Allarmanti rilevamenti dell'Agenzia spaziale europea: lo strato che
ci protegge dai raggi ultravioletti mai così sottile dal 1997.
L'Organizzazione mondiale meteorologica denuncia il persistere
nell'atmosfera delle sostanze chimiche nocive.

Guai ad abbassare la guardia nella lotta contro il buco nell'ozono. Gli
ultimi rilevamenti satellitari indicano a marzo "una diminuzione record
dei livelli di ozono sul settore euro-atlantico dell'emisfero nord" del
Pianeta. Detto in altri termini, si è avuta quella che ,
definisce una "perdita record di ozono sull'Artico" con livelli scesi
ai minimi dal 1997. Come è noto questo gas costituisce uno strato in
grado di proteggere gli organismi viventi dalle radiazioni ultraviolette
nocive del sole ma l'utilizzo di una serie di sostanze chimiche, e in
particolare i clorofluorocarburi, negli anni passati ne ha assottigliato
fortemente la consistenza. Grazie alla messa al bando di queste
sostanze decisa con il Protocollo di Montreal del 1987, il buco nel
corso degli anni si è andato gradualmente riducendo, fino all'imprevista
frenata delle scorse settimane.
Le interpretazioni sui
motivi della controtendenza sono però almeno in parte divergenti.

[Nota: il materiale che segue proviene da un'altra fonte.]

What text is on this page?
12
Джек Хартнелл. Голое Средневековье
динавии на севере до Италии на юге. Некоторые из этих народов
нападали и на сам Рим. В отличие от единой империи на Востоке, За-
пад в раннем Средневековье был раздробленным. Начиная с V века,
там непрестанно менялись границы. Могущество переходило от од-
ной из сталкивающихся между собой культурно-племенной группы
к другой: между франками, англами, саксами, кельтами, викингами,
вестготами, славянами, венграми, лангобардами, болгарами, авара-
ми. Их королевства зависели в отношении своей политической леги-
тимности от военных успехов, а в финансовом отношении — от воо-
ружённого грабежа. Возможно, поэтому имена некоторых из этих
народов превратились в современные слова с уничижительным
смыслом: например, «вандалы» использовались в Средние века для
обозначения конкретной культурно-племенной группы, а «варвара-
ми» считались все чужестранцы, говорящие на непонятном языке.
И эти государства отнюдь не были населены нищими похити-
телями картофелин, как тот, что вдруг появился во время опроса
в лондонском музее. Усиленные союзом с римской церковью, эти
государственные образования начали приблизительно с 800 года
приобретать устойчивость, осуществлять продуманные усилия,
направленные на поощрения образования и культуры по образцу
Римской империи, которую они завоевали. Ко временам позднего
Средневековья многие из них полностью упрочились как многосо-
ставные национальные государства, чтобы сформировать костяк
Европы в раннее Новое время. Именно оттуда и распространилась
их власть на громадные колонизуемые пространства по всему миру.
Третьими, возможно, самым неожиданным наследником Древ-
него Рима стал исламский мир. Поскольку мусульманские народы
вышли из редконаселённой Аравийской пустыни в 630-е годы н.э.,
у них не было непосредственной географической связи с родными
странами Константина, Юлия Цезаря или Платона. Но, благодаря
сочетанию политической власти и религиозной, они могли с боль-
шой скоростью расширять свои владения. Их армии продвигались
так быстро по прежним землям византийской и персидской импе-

Secondo l'Esa la colpa è di "insoliti forti venti, conosciuti come
'vortici polari'". Sarebbero questi vortici ad aver determinato la
perdita record di ozono. Praticamente, spiega l'Esa, al Polo Nord "si
sono create condizioni simili a quelle che si determinano ogni inverno
al Polo Sud". Le temperature della stratosfera nel circolo polare artico
cambiano di inverno in inverno, ma "l'anno scorso temperature e
quantità di ozono
sopra l'Artico sono state piuttosto elevate", come non accadeva dal 1997.
Adesso
gli scienziati sono al lavoro per cercare di capire perché gli inverni
di questi due anni sono stati così caldi e "se questi eventi casuali
sono statisticamente collegati ai cambiamenti climatici globali". Il
danno potrebbe non essere però irreparabile. Secondo Mark Weber,
dell'università di Brema, "molti studi mostrano come la circolazione"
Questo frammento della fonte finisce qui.